| 要旨トップ | 目次 | | 日本生態学会第72回全国大会 (2025年3月、札幌) 講演要旨 ESJ72 Abstract |
一般講演(ポスター発表) P3-179 (Poster presentation)
動物による食害では、周辺植物によって標的植物の食害のされやすさが変化する現象(連合効果)が知られている。連合効果には、周辺植物により標的植物が食べられにくくなる効果と、食べられやすくなる効果がある。そのほか、周辺植物の存在により、標的植物の食害が希釈される効果も考えられる。ノウサギによる植栽木食害は、稚樹の成長を阻害することから重要な課題であり、ノウサギにおける連合効果を明らかにすることで、食害を減らすことができるかもしれない。
本研究は、ノウサギにおける稚樹の食害に対する連合効果を明らかにすることを目的とし、松枯れ後に伐採および広葉樹植栽したプロット(n=5)で、2023年11月から1年間実験を行った。植栽方法は、標的木をカスミザクラ(嗜好性) とカシワ(不嗜好性)として、周辺に嗜好性木(ガマズミ・ナツハゼ)または不嗜好性木(コマユミ・サンショウ)を植えた。また、周辺木の密度は、高密度、低密度、なしの三段階に設定した。毎月、食痕の有無を全稚樹で、食害量を標的木で計測し、ノウサギのパッチへの訪問数と、パッチ内の標的木の食害量の違いから、連合効果を検討した。

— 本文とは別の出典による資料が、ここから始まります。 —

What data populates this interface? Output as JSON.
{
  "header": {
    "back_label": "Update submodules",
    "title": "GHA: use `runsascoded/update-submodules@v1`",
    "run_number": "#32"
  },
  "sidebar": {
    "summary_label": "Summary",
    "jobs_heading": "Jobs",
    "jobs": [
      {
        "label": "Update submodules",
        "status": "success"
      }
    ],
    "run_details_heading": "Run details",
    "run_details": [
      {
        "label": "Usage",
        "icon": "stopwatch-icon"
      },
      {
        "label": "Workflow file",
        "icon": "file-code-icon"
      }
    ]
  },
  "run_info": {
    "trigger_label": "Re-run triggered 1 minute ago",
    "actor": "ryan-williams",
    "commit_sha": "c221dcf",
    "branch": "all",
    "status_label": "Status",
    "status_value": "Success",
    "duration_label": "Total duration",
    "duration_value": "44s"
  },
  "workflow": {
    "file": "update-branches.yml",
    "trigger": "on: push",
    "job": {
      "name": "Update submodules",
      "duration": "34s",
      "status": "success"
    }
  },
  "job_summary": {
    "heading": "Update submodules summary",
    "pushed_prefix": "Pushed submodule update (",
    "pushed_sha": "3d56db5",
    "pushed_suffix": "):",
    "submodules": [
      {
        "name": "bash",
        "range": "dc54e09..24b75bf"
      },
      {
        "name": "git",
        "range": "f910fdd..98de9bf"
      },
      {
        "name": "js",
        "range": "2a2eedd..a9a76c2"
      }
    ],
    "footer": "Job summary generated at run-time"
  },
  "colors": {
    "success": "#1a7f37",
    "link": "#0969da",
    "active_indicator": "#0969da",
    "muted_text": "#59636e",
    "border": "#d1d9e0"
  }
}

結果、訪問数は、カシワ・嗜好性高密度パッチ、サクラ・不嗜好性高密度パッチ、サクラ・嗜好性高密度パッチで多いように見受けられた。パッチ間では、嗜好性パッチが選ばれると示唆された。パッチ内では、サクラにおいて、周辺木のあるパッチで食害が少なかったことから、周辺木が食べられることでサクラが食害を免れた希釈の効果の可能性が示唆された。また、嗜好性周辺木が低密度時より高密度時でサクラの食害が増加する傾向が見られ、高密度時でノウサギが嗜好性周辺木に誘引される効果が起こりやすくなる可能性が示唆された。しかし、総食害数が少なかったことから、明瞭な連合効果を認めることはできなかった。引き続き2年目の調査を行い、よりデータを増やして検証する必要がある。